Incredible machine! Designed for deep space exploration. Proclaimed by NASA to be an engineers’ “magnum opus”.

The tension is palpable just moments before the rockets fire when the launch director polls all divisions for a go/no-go decision. It is critical that all the systems are monitored and working. What an adrenaline rush when the launch director finally says, “cleared for liftoff”!

For all its complexity, the liftoff, 4.5-hour test flight, and splashdown were flawless.

Because… NASA is good at designing and integrating systems.

Your systems can make you or break you

My friend, also named Steve, a successful businessman, is adamant about this.

Businesses with good systems in place succeed. Businesses without good systems fail. Good systems are the single most important factor in running a successful business.

Well-designed and smooth running churches also have good systems.

More than the latest fad

The word ‘systems’ is one of the current buzzwords in the church world, and for good reason.

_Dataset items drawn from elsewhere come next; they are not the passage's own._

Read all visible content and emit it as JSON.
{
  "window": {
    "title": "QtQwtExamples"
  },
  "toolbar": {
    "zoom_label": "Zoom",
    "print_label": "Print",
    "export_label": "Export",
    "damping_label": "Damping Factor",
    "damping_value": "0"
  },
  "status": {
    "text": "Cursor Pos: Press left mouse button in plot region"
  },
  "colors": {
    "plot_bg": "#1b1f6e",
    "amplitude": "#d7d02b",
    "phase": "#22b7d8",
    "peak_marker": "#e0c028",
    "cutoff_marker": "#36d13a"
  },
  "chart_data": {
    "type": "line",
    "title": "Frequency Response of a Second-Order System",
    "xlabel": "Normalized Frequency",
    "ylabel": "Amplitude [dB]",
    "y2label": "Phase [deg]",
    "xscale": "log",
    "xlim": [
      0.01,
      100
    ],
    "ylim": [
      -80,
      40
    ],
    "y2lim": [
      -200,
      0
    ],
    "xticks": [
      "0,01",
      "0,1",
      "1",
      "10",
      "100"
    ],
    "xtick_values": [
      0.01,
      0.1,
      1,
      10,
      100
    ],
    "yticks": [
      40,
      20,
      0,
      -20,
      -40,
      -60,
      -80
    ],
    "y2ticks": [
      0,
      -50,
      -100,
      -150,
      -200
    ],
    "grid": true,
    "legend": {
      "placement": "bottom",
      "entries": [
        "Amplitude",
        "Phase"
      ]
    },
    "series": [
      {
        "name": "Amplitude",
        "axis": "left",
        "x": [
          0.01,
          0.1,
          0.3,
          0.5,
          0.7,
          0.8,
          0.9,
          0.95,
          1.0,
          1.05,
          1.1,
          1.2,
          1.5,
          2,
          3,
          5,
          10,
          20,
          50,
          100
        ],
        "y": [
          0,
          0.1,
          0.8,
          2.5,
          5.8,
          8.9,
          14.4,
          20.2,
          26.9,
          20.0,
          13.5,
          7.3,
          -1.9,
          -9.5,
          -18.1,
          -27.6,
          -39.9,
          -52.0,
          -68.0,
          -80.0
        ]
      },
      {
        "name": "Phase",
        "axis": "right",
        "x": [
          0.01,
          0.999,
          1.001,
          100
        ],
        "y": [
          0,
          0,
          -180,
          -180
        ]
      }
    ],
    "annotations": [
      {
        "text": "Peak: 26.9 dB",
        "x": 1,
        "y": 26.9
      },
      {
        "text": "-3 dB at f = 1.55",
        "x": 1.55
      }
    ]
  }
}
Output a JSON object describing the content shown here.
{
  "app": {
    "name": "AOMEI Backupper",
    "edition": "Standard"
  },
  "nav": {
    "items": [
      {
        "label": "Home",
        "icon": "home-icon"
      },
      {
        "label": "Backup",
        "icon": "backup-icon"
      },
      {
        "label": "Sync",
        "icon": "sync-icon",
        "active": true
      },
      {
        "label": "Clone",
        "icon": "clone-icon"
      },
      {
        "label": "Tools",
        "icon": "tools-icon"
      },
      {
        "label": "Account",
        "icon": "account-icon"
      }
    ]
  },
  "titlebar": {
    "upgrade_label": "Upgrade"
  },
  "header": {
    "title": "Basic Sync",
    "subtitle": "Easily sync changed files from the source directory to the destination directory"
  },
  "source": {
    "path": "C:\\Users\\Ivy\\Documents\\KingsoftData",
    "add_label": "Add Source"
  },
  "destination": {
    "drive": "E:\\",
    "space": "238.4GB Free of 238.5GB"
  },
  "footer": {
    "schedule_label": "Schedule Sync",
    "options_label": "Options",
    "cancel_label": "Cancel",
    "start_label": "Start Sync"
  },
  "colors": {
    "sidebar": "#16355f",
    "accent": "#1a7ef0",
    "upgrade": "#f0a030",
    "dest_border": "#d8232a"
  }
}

We are awakening to the necessity and power of well designed and executed systems.

Simply stated, systems are repeatable processes for accomplishing specific objectives.

An often used quote from Edward Deming, the American professor who is credited with architecting the almost miraculous economic recovery in Japan following WWII, goes something like “your systems are perfectly designed to get the results you are getting”. (Unfortunately, that’s not usually a compliment.)

Deming also said, “If you can’t describe what you are doing as a process, you don’t know what you’re doing”. Too often that’s exactly the case in churches.

According to Tony Morgan, healthy church systems will benefit you in a number of ways including the following.

1. They empower your people to do ministry without always having to get permission.
2. They mobilize many people rather than leaning on a select handful of talented individuals.
3. They simplify the path, making it easier for people to get things done.

Bottom line

Well-designed systems are some of the greatest gifts you can give to your ministry team.

Question: What might happen if churches had better systems in place?